Consumi in picchiata e crisi, a quanto pare, non servono a frenare la grande partita del gas, che prosegue a pieno ritmo. E anche se può sembra­re paradossale, i grandi gruppi si stanno attrezzando per affrontare uno degli effetti perversi della reces­sione, il timore di forti tensioni su di­sponibilità e prezzi dell’energia che potrebbero concretarsi nei prossimi anni. Un’esagerazione? Non tanto se si pensa che la crisi ha causato la can­cellazione o il ritardo di parecchi pro­getti di esplorazione nel petrolio e nel gas: cinquantacinque secondo l’International Energy Agency. Riav­viarli e portarli in produzione richie­derà tempo, e il timore è che lo sfasa­mento tra la ripresa e l’arrivo dei nuo­vi idrocarburi – non prima di 4-5 an­ni – possa essere fonte di guai seri.

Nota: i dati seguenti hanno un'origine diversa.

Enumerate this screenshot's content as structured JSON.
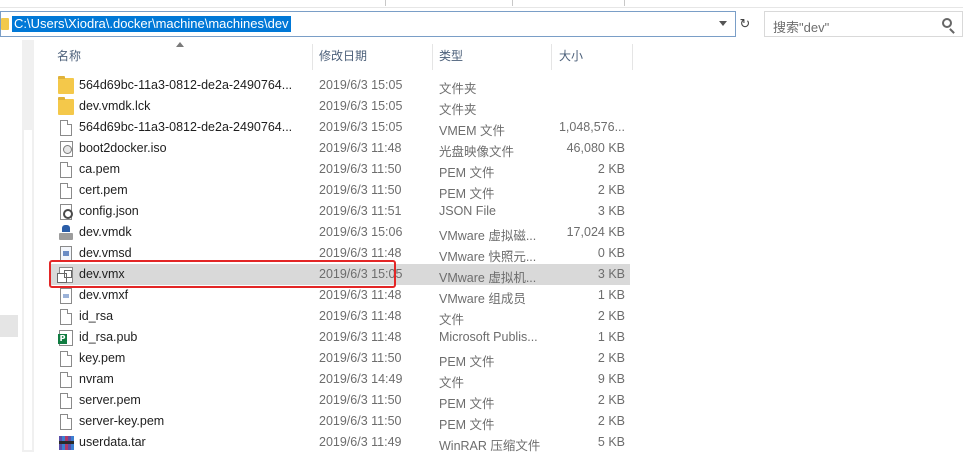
{
  "address_bar": {
    "path": "C:\\Users\\Xiodra\\.docker\\machine\\machines\\dev"
  },
  "search": {
    "placeholder": "搜索\"dev\""
  },
  "columns": {
    "name": "名称",
    "date": "修改日期",
    "type": "类型",
    "size": "大小"
  },
  "files": [
    {
      "name": "564d69bc-11a3-0812-de2a-2490764...",
      "date": "2019/6/3 15:05",
      "type": "文件夹",
      "size": "",
      "icon": "folder-icon"
    },
    {
      "name": "dev.vmdk.lck",
      "date": "2019/6/3 15:05",
      "type": "文件夹",
      "size": "",
      "icon": "folder-icon"
    },
    {
      "name": "564d69bc-11a3-0812-de2a-2490764...",
      "date": "2019/6/3 15:05",
      "type": "VMEM 文件",
      "size": "1,048,576...",
      "icon": "document-icon"
    },
    {
      "name": "boot2docker.iso",
      "date": "2019/6/3 11:48",
      "type": "光盘映像文件",
      "size": "46,080 KB",
      "icon": "disc-image-icon"
    },
    {
      "name": "ca.pem",
      "date": "2019/6/3 11:50",
      "type": "PEM 文件",
      "size": "2 KB",
      "icon": "document-icon"
    },
    {
      "name": "cert.pem",
      "date": "2019/6/3 11:50",
      "type": "PEM 文件",
      "size": "2 KB",
      "icon": "document-icon"
    },
    {
      "name": "config.json",
      "date": "2019/6/3 11:51",
      "type": "JSON File",
      "size": "3 KB",
      "icon": "settings-file-icon"
    },
    {
      "name": "dev.vmdk",
      "date": "2019/6/3 15:06",
      "type": "VMware 虚拟磁...",
      "size": "17,024 KB",
      "icon": "virtual-disk-icon"
    },
    {
      "name": "dev.vmsd",
      "date": "2019/6/3 11:48",
      "type": "VMware 快照元...",
      "size": "0 KB",
      "icon": "snapshot-file-icon"
    },
    {
      "name": "dev.vmx",
      "date": "2019/6/3 15:05",
      "type": "VMware 虚拟机...",
      "size": "3 KB",
      "icon": "vm-config-icon"
    },
    {
      "name": "dev.vmxf",
      "date": "2019/6/3 11:48",
      "type": "VMware 组成员",
      "size": "1 KB",
      "icon": "team-file-icon"
    },
    {
      "name": "id_rsa",
      "date": "2019/6/3 11:48",
      "type": "文件",
      "size": "2 KB",
      "icon": "document-icon"
    },
    {
      "name": "id_rsa.pub",
      "date": "2019/6/3 11:48",
      "type": "Microsoft Publis...",
      "size": "1 KB",
      "icon": "publisher-icon"
    },
    {
      "name": "key.pem",
      "date": "2019/6/3 11:50",
      "type": "PEM 文件",
      "size": "2 KB",
      "icon": "document-icon"
    },
    {
      "name": "nvram",
      "date": "2019/6/3 14:49",
      "type": "文件",
      "size": "9 KB",
      "icon": "document-icon"
    },
    {
      "name": "server.pem",
      "date": "2019/6/3 11:50",
      "type": "PEM 文件",
      "size": "2 KB",
      "icon": "document-icon"
    },
    {
      "name": "server-key.pem",
      "date": "2019/6/3 11:50",
      "type": "PEM 文件",
      "size": "2 KB",
      "icon": "document-icon"
    },
    {
      "name": "userdata.tar",
      "date": "2019/6/3 11:49",
      "type": "WinRAR 压缩文件",
      "size": "5 KB",
      "icon": "archive-icon"
    }
  ],
  "selected_index": 9,
  "colors": {
    "selection": "#0078d7",
    "highlight_border": "#e32626",
    "row_selected": "#d9d9d9"
  }
}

 Le compagnie europee, così, si muovono in anticipo o rinsaldano vecchi legami: quelli di Eni e dei tede­schi di E.On con Gazprom sono stori­ci e si sono rinnovati di recente. Gaz de France guarda al progetto del Nord Stream, il gasdotto sottomari­no dalla Russia che taglierebbe fuori i Paesi baltici e la Polonia. Vorrebbe una quota del 9% e già vi si trovano gli olandesi di Gasunie, E.On e Basf. Ma le utility cercano anche di metter­si in tasca dei giacimenti veri e pro­pri, non solo contratti di fornitura. L’hanno dichiarato la stessa E.On, Rwe, GdfSuez, che per questa via puntano più o meno al 10% dei pro­pri bisogni. Persino l’Enel ha da poco creato una struttura per l’ upstream, che ha acquistato un pezzo di conces­sione in Egitto (con Total) ed è in liz­za per i pozzi padani e adriatici messi in vendita dall’Eni. La stessa Edf lo scorso anno non ha rinunciato a spendere 300 milioni di euro per assi­curarsi attività gas nel mare del Nord, malgrado stesse facendo shop­ping costoso nel nucleare, compran­do British Energy e Constellation. L’ingresso in South Stream, unito a una congrua fornitura pluriennale di gas da Gazprom, rientra dunque in questo scenario. Edf vuole costruire qualche centrale a gas in casa pro­pria, e in Europa ha controllate che lo userebbero, da London Energy a Enbw in Germania e Edison in Italia. a questo punto però che la faccen­da inizia a diventare un po’ più «politi­ca». La mossa francese sul gasdotto Eni-Gazprom è in qualche modo ob­bligata se si pensa ai difficili rapporti tra Francia e Turchia, dove dovrebbe passare invece Nabucco, il gasdotto concorrente sponsorizzato dall’Ue e benvisto dagli Stati Uniti. Da tempo il presidente francese Sarkozy si oppo­ne all’ingresso di Ankara nella Ue, una posizione che costituisce un osta­colo anche per i suoi rapporti con Ba­rack Obama. Ruggini che non riguar­dano invece la cancelliera Angela Me­rkel, che in vista delle elezioni di fine mese si è ben guardata dal contraria­re la minoranza turca. Così, oltre al Nord Stream, la Germania legata a doppio filo con Gazprom si può con­cedere anche una presenza in Nabuc­co tramite l’altro colosso Rwe, men­tre la francese Gdf-Suez si è vista sbat­tere la porta in faccia dal consorzio.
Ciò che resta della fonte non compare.